I clearly tabulated for you earlier or if you haven’t gone to your periodontist (dental specialist on gum diseases) or your general dentist for the past three to six months since your last visit, I believe this is the time to make that appointment.

However, one must understand that having gingivitis does not always lead to periodontitis. Although genetic factors and bacterial plaque play an important role in the etiology of both gingivitis and periodontitis, the host’s immune response is a major factor whether gingivitis will progress into periodontitis later on. On the other hand, gingivitis always precedes periodontitis. It means that one cannot have bone loss and loss of attachment without signs of gum inflammation.

It is also very important to note that the diabetic patient’s blood sugar level be regulated and controlled before any gum treatment like the conventional oral prophylaxis (teeth cleaning) and deep scaling and root planing (subgingival cleaning of the roots and crown of teeth) be performed.
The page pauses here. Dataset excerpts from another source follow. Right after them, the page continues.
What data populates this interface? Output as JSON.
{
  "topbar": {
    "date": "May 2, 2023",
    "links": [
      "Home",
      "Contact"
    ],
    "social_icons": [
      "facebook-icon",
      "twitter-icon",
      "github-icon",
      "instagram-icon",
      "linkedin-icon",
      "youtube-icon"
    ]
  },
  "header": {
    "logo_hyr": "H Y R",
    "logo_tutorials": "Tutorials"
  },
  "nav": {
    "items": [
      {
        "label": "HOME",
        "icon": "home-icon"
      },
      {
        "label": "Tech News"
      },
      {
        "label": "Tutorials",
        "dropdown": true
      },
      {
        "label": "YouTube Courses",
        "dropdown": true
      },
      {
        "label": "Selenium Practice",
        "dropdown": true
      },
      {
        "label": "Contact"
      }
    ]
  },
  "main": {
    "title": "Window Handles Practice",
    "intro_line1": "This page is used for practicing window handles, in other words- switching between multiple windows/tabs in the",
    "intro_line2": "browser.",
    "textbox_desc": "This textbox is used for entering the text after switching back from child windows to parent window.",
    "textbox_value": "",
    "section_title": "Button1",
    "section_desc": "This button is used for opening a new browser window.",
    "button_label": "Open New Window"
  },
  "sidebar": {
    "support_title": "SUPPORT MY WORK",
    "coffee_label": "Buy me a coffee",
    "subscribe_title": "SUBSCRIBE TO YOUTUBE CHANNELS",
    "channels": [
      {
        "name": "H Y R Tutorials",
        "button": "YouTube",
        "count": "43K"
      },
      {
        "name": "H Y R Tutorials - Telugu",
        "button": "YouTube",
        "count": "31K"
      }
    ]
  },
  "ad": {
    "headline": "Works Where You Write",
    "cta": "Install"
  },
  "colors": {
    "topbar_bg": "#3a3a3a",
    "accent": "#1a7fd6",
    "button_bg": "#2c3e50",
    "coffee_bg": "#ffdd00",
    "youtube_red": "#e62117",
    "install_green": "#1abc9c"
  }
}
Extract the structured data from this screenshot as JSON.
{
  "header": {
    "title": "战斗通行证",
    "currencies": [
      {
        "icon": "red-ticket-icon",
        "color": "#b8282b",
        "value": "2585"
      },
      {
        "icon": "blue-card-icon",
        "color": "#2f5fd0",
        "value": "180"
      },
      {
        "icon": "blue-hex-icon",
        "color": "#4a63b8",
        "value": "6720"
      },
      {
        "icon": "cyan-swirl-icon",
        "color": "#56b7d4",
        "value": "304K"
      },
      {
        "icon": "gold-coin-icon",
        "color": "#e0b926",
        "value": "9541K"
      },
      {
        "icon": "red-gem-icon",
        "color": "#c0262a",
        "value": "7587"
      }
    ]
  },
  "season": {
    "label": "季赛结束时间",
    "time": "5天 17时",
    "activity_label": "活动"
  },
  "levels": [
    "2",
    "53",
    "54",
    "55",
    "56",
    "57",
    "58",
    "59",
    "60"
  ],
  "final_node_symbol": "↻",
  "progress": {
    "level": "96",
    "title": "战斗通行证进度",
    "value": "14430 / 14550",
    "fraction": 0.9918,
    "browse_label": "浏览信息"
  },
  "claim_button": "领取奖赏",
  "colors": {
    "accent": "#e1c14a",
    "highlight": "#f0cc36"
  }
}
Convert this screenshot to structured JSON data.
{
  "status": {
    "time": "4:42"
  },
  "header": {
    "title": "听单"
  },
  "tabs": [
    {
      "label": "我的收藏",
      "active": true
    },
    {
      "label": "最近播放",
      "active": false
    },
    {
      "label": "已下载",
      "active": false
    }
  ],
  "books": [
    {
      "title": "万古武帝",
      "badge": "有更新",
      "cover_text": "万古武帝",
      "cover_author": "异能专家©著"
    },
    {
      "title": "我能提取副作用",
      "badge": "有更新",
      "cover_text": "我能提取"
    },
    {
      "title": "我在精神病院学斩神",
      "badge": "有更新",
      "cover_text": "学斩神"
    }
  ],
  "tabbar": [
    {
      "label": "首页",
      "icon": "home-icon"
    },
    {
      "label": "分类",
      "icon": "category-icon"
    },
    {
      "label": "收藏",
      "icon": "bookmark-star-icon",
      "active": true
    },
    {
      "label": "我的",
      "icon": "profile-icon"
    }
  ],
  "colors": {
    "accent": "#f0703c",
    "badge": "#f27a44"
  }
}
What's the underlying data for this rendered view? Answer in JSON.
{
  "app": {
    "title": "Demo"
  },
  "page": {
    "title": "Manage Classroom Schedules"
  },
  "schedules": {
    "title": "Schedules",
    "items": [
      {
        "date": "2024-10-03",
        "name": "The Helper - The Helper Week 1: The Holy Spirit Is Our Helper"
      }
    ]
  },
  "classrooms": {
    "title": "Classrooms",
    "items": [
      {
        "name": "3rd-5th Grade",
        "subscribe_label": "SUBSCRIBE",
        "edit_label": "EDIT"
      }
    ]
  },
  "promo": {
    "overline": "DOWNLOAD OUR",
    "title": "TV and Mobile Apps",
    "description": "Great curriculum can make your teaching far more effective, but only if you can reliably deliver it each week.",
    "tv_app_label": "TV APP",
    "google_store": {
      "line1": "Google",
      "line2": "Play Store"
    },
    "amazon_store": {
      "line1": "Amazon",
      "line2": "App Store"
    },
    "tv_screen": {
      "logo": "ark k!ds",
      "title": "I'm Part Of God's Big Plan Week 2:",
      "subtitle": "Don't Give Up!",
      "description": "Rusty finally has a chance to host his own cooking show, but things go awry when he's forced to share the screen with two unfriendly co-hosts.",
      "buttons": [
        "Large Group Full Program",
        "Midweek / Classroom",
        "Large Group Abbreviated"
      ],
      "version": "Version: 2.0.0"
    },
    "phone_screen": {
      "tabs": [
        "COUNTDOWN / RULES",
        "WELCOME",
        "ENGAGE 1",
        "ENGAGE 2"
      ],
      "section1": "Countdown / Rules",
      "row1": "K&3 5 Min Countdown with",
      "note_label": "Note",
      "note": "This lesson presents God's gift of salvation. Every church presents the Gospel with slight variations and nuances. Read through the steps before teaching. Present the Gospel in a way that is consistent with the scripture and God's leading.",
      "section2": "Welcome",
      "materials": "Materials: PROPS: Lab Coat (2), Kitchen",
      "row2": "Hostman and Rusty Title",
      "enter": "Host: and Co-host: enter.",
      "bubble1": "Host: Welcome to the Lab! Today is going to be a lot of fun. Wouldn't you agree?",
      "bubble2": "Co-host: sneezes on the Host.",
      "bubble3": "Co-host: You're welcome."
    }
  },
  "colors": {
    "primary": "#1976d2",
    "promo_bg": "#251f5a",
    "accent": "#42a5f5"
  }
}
A clearance from the patient’s endocrinologist is required prior to proceeding to the mentioned treatments if the patient’s condition presents inversely otherwise.

Meanwhile, proper oral health care must be performed in order to prevent the onset of gum disease. I strongly advise the following preventive measures (in sequence):

  1. Swish/gargle with a plaque softening agent or rinse
  2. Floss carefully around all your teeth
  3. Use of medium to soft bristled toothbrush (brushing in the correct fashion) with toothpaste preferably those prescribed for gum problems.
  4. Finish off with a 30-second gargling with a mouth rinse.